Treatment for anxiety begins by giving the patient adequate information and support. Developing coping strategies such as the patient viewing his or her cancer from the perspective of a problem to be solved, obtaining enough information in order to fully understand his or her disease and treatment options, and utilizing available resources and support systems, can help to relieve anxiety. Patients may benefit from other treatment options for anxiety, including: psychotherapy, group therapy, family therapy, participating in self-help groups, hypnosis, and relaxation techniques such as guided imagery (a form of focused concentration on mental images to assist in stress management), or biofeedback. Medications may be used alone or in combination with these techniques. Patients should not avoid anxiety-relieving medications for fear of becoming addicted. Their doctors will give them sufficient medication to alleviate the symptoms and decrease the amount of the drug as the symptoms diminish.

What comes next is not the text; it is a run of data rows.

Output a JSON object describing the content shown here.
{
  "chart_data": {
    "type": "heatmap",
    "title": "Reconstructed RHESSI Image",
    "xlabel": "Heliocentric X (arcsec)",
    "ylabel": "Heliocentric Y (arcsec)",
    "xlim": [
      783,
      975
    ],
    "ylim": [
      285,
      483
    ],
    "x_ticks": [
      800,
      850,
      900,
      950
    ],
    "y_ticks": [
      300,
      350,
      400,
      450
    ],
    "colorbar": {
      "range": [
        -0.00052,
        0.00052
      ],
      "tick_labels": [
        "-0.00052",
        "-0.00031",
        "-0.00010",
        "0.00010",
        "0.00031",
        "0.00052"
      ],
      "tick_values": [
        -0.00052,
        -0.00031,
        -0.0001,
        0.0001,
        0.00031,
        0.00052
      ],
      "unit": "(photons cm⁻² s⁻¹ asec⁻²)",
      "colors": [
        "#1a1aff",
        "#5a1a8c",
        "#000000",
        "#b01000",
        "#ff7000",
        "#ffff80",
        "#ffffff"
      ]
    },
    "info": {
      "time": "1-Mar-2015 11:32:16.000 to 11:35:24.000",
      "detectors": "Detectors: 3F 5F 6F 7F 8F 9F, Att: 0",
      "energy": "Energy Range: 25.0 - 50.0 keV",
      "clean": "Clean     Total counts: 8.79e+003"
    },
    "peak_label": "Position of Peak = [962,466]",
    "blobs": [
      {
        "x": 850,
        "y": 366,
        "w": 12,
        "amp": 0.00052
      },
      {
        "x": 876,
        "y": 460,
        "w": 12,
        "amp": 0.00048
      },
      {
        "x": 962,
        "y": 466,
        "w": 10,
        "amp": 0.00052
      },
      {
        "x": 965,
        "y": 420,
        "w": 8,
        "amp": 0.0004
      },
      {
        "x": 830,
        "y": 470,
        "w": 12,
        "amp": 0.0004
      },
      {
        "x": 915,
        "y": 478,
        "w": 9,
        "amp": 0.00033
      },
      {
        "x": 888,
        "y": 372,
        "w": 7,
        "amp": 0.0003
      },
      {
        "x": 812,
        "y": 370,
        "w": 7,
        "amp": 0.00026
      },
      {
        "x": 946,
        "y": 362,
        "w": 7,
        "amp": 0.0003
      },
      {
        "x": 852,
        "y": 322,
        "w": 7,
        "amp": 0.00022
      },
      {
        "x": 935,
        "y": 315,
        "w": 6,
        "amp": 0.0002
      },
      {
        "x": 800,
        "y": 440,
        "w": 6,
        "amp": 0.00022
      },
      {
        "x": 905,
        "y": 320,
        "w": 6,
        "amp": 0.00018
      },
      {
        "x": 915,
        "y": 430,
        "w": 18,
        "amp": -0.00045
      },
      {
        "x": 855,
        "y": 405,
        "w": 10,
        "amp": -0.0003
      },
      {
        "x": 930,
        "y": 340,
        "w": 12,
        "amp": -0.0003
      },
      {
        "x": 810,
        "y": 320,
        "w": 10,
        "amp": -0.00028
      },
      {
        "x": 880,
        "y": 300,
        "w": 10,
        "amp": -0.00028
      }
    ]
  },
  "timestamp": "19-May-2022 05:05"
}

Post-Treatment Considerations

After cancer therapy has been completed, a cancer survivor may be faced with new anxieties. Survivors may experience anxiety when they return to work and are asked about their cancer experience, or when confronted with insurance-related problems. A survivor may fear subsequent follow-up examinations and diagnostic tests, or they may fear a recurrence of cancer. Survivors may experience anxiety because of changes in body image, sexual dysfunction, reproductive issues, or post-traumatic stress. Survivorship programs, support groups, counseling, and other resources are available to help people readjust to life after cancer.